Приехал Стажило. Лицо у него было приветливо-скорбное: приветливое по отношению к тем, которые собрались здесь, и скорбное по отношению к покойному Рамаданову, которого он очень уважал, хотя часто и спорил с ним по хозяйственным вопросам. Но внутри Стажило чувствовал большое раздражение. Он увидел, что на похороны собралось мало рабочих и что Матвей смущен этим обстоятельством. Однако, не подавая вида, Стажило, простившись с покойником, подошел к Матвею и сказал:

— А вы не огорчайтесь, что опаздывают. Вчера стояли с гранатами и бутылками, ну, сегодня отсыпаются. Придут.

…Часы показывали 7.45.

Стажило сказал Матвею:

— Не сомневайтесь, что Ларион Осипыч к такому запаздыванию отнесся бы спокойно.

— Не думаю, — сказал Матвей. — Будем поднимать?..

Впереди несли гроб Стажило и Горбыч. За ними — Матвей и Коротков. Долго не могли попасть в такт, и гроб то лез вверх, то опускался вниз, пока генерал тихо, в усы, <не> стал командовать шаг: «Раз, два, раз, два. Ну, и пошли».

Липкие капли смолы выступали на свежем сосновом дереве гроба. Когда вынесли из Заводоуправления, последние лучи солнца превратили эти капельки в крошечные кусочки искрящегося золота. Гремел оркестр. Матвей, стараясь отбивать такт ногою, шел возле гроба, и ему хотелось, чтобы гроб был совсем тяжелый… совсем… чтобы придавил. «Ну как же так можно не знать народа? — терзал он сам себя, не спуская глаз с желтых капелек смолы. — Как же так можно обещать? Брать директорство. Заменять кого? Рамаданова?»

Он с трудом оторвался от этих желтых капелек, когда Стажило назвал его имя. Матвей встал возле головы Рамаданова. Глаза его были плотно прикрыты, но Матвей-то знал, что таится за этими глазами.

«Любопытно, молодой человек, — чудился Матвею несколько скрипучий, когда он говорил иронически, голос Рамаданова, — интересно, куда вы направитесь?»

Матвей, глядя в это лицо, говорил, понемногу забывая о непристойно-малом количестве провожающих и о своем обещании секретарю обкома, обещании, похожем на ловушку, в которую он сам же и попался. Ну что ж! Конечно, наврал бесстыдно! Поступил до отвратительности самонадеянно! Ну что ж, будем нести наказание. А сейчас скажем правду: что для нас значил Рамаданов!
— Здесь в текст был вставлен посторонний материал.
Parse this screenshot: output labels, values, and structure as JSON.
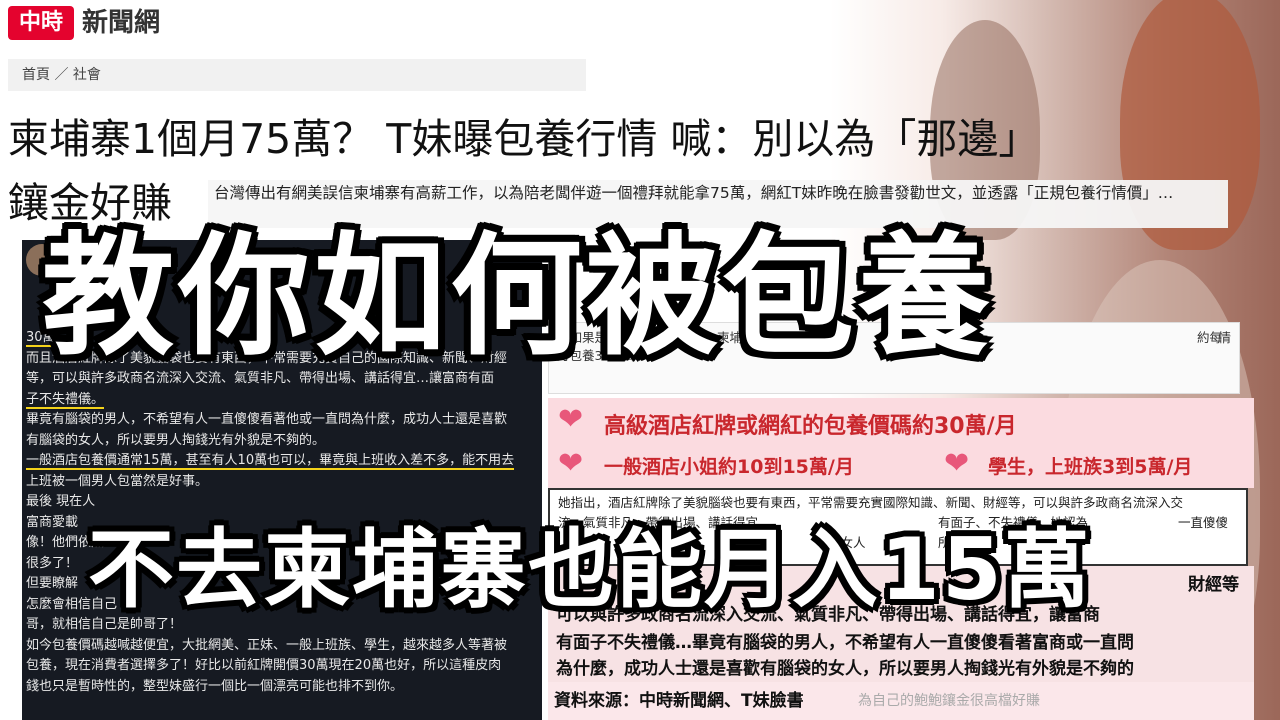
{
  "header": {
    "logo_mark": "中時",
    "logo_text": "新聞網",
    "breadcrumb": "首頁 ／ 社會",
    "headline_line1": "柬埔寨1個月75萬？ T妹曝包養行情 喊：別以為「那邊」",
    "headline_line2": "鑲金好賺"
  },
  "summary": {
    "text": "台灣傳出有網美誤信柬埔寨有高薪工作，以為陪老闆伴遊一個禮拜就能拿75萬，網紅T妹昨晚在臉書發勸世文，並透露「正規包養行情價」…"
  },
  "left_post": {
    "lines": [
      "有",
      "要",
      "很",
      "「",
      "30萬",
      "而且酒店紅牌除了美貌腦袋也要有東西，平常需要充實自己的國際知識、新聞、財經",
      "等，可以與許多政商名流深入交流、氣質非凡、帶得出場、講話得宜…讓富商有面",
      "子不失禮儀。",
      "畢竟有腦袋的男人，不希望有人一直傻傻看著他或一直問為什麼，成功人士還是喜歡",
      "有腦袋的女人，所以要男人掏錢光有外貌是不夠的。",
      "一般酒店包養價通常15萬，甚至有人10萬也可以，畢竟與上班收入差不多，能不用去",
      "上班被一個男人包當然是好事。",
      "最後 現在人",
      "富商愛載",
      "像！他們依然",
      "很多了！",
      "但要瞭解",
      "怎麼會相信自己",
      "哥，就相信自己是帥哥了！",
      "如今包養價碼越喊越便宜，大批網美、正妹、一般上班族、學生，越來越多人等著被",
      "包養，現在消費者選擇多了！好比以前紅牌開價30萬現在20萬也好，所以這種皮肉",
      "錢也只是暫時性的，整型妹盛行一個比一個漂亮可能也排不到你。"
    ]
  },
  "right_article": {
    "line1": "價如果是",
    "line1b": "柬埔寨",
    "line1c": "月收入",
    "line1d": "約每",
    "line2": "月包養3到5萬",
    "right_edge": "情"
  },
  "pink_callouts": {
    "item1": "高級酒店紅牌或網紅的包養價碼約30萬/月",
    "item2": "一般酒店小姐約10到15萬/月",
    "item3": "學生，上班族3到5萬/月"
  },
  "quote": {
    "line1": "她指出，酒店紅牌除了美貌腦袋也要有東西，平常需要充實國際知識、新聞、財經等，可以與許多政商名流深入交",
    "line2": "流、氣質非凡、帶得出場、講話得宜",
    "line2b": "有面子、不失禮儀。她認為",
    "line2c": "一直傻傻",
    "line3": "的女人",
    "line3b": "所以要男"
  },
  "pink_bottom": {
    "line0": "財經等",
    "line1": "可以與許多政商名流深入交流、氣質非凡、帶得出場、講話得宜，讓富商",
    "line2": "有面子不失禮儀…畢竟有腦袋的男人，不希望有人一直傻傻看著富商或一直問",
    "line3": "為什麼，成功人士還是喜歡有腦袋的女人，所以要男人掏錢光有外貌是不夠的"
  },
  "source": {
    "text": "資料來源：中時新聞網、T妹臉書",
    "faded": "為自己的鮑鮑鑲金很高檔好賺"
  },
  "overlay": {
    "big_title": "教你如何被包養",
    "big_subtitle": "不去柬埔寨也能月入15萬"
  },
  "colors": {
    "logo_red": "#e4032e",
    "callout_red": "#c9272d",
    "heart_pink": "#e8577a",
    "dark_bg": "#161a22",
    "highlight_yellow": "#f3d21a"
  }
}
— …Да! Он стоял рядом с Лениным и Сталиным. И он всегда будет стоять перед нами, что бы с нами ни случилось! И мы всегда будем помнить, как накопленное сокровище, слова нашего директора, его поступки, нашего любимого Рамаданова. Его убила фашистская пуля. Его поразил фашистский снаряд. Да! Но миллионы пуль мы выпустим в ответ! Миллионы снарядов, сделанных на этом заводе, в этих цехах, мы выпустим в ответ! Сотни и тысячи пушек мы выкатим в ответ! Беспощадно будем мстить мы фашистским захватчикам, пока не изрыгнет их земля и народы, пока…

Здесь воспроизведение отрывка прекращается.